Cantor flüchtet in eine andere Welt: Mit großer Besessenheit versucht er zu beweisen, dass es tatsächlich Francis Bacon war, der Shakespeares Werke verfasste.

Sein Gesundheitszustand unterliegt starken Schwankungen; seinen Universitätsverpflichtungen kann er nur zeitweise nachkommen. Auf dem internationalen Mathematikerkongress 1904 in Heidelberg behauptet in seiner Anwesenheit ein Referent, in den Grundlagen der Cantor'schen Mengenlehre seien erhebliche Fehler. Zwar kann Ernst Zermelo die Vorwürfe unmittelbar entkräften, aber Cantor ist zutiefst verletzt.

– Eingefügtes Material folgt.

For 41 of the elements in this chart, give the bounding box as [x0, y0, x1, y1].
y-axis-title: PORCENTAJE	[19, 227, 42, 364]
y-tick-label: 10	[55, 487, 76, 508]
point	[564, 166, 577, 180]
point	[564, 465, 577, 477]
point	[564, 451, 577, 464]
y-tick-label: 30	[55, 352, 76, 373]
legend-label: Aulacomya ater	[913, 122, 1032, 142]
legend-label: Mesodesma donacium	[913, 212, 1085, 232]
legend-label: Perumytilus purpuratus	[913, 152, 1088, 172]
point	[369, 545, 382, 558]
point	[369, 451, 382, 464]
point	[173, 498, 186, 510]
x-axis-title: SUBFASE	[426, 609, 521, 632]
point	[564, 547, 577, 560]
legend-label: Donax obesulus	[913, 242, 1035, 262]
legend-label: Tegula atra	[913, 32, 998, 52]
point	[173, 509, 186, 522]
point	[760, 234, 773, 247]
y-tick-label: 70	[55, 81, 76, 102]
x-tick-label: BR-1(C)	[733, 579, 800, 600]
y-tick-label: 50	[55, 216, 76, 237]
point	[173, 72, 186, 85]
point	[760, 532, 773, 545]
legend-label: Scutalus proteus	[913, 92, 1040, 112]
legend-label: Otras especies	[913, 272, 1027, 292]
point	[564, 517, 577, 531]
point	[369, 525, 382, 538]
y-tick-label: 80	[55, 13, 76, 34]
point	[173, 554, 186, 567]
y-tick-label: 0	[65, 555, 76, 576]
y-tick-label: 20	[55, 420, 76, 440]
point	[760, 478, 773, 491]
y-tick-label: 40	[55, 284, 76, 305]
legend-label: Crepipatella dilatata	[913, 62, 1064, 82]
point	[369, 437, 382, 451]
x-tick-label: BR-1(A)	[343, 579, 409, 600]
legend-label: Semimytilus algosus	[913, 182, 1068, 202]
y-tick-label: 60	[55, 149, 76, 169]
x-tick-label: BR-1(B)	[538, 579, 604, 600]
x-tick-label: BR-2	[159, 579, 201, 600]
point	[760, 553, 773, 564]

1911 wird er von der schottischen St. Andrews Universität aus Anlass des 500-jährigen Bestehens der Universität als Ehrengast eingeladen. Hier hofft er, Bertrand Russell zu treffen, der sich in den kürzlich erschienenen Principia Mathematica mit Cantors Mengenlehre und den Paradoxien auseinandergesetzt hat. Als dieser wegen Krankheit nicht kommen kann, führt er nur Gespräche über seine Bacon-Shakespeare-Theorie.

Cantors Emeritierung erfolgt 1913. Eine geplante Feier anlässlich des 70. Geburtstages wird wegen des Weltkriegs abgesagt. Sein gesundheitlicher Zustand verschlechtert sich zusehends, auch wegen kriegsbedingter Mangelernährung; sein letztes Lebensjahr verbringt er in der psychiatrischen Klinik in Halle.